Like many of you reading this post, more and more of my media consumption is moving online, where I get most of my news, movies, music, television, and even some of my books. One of the last areas where I’m holding onto the physical object is comic books — but a startup called Graphic.ly may change that.
I’ve tried reading comic books as images files, as PDF documents, and as iPhone apps, but none of them combined good image quality with a smooth reading experience. (The less said about the ungodly hybrid known as “motion comics,” the better.)
But Boulder, Colo.-based Graphic.ly says it has created a slick comics app, as a native application for Windows 7, as a cross-computer app using Adobe AIR, and as an iPhone app. In addition to comics reading, Graphic.ly offers social features and a digital comics store, and it plans to include DVD-style extras too — like the ability to see individual art layers (the pencil drawings without ink or color, for example) or comments from creators.
Now, I haven’t had a chance to try the app out myself, but I’m hopeful after my conversations with co-founders Micah Baldwin and Kevin Mann. They’re knowledgeable comics fans and have clearly spent a lot of time thinking about the reading experience. Microsoft must have been impressed too, because Graphic.ly was demonstrated on-stage (very) briefly during Microsoft chief executive Steve Ballmer’s keynote speech at the Consumer Electronics Show in Las Vegas. Showing off Windows 7’s touchscreen capabilities, the demonstrator smoothly swiped between different comics pages.
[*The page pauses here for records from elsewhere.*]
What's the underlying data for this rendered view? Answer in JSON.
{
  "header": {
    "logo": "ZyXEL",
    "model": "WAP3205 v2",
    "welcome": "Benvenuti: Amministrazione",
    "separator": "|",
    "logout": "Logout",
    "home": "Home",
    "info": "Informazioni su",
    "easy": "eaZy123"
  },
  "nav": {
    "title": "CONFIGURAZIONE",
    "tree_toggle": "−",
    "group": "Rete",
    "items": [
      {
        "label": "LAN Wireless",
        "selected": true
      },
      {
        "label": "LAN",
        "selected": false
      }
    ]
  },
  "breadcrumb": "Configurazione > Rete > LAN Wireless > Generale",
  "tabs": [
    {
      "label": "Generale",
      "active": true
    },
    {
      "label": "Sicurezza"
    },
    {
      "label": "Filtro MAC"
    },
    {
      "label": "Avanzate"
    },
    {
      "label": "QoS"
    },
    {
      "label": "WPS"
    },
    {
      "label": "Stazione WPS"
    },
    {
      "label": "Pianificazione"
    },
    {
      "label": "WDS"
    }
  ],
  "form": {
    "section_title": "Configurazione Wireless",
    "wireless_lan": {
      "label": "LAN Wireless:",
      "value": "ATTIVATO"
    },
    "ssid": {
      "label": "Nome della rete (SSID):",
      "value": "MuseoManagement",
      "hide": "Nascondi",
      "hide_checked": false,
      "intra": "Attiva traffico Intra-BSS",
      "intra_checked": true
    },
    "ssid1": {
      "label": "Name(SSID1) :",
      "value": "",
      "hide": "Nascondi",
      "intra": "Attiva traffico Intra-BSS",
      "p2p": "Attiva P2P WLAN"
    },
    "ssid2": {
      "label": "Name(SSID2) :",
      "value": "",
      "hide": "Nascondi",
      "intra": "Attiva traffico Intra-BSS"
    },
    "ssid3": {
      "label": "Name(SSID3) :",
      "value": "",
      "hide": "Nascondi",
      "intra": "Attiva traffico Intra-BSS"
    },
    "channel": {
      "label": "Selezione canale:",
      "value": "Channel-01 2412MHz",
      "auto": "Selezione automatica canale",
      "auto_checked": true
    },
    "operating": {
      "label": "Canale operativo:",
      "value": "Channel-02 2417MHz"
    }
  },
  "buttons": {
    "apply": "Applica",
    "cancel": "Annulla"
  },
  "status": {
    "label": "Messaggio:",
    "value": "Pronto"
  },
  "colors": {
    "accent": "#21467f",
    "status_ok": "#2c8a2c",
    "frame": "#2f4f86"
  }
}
Graphic.ly is rolling out a very early Windows 7 version of its app, first to members of comic site iFanboy in a couple days, then to the general public two weeks later. Baldwin says he’ll be incorporating a lot of fan feedback. In fact, if Graphic.ly decides to incorporate your suggestion, the company will invite you to sit in on the relevant engineering meetings.
Graphic.ly was incubated by TechStars, and just raised $1.2 million led by DFJ Mercury, with participation from Starz Media and individual investors David Cohen, Chris Sacca, Jack Nickell, Paige Craig, and Dave McClure. It’s also part of Microsoft’s BizSpark One program, which provides startups with free software and other resources — including on-stage demos at CES, if you’re really lucky.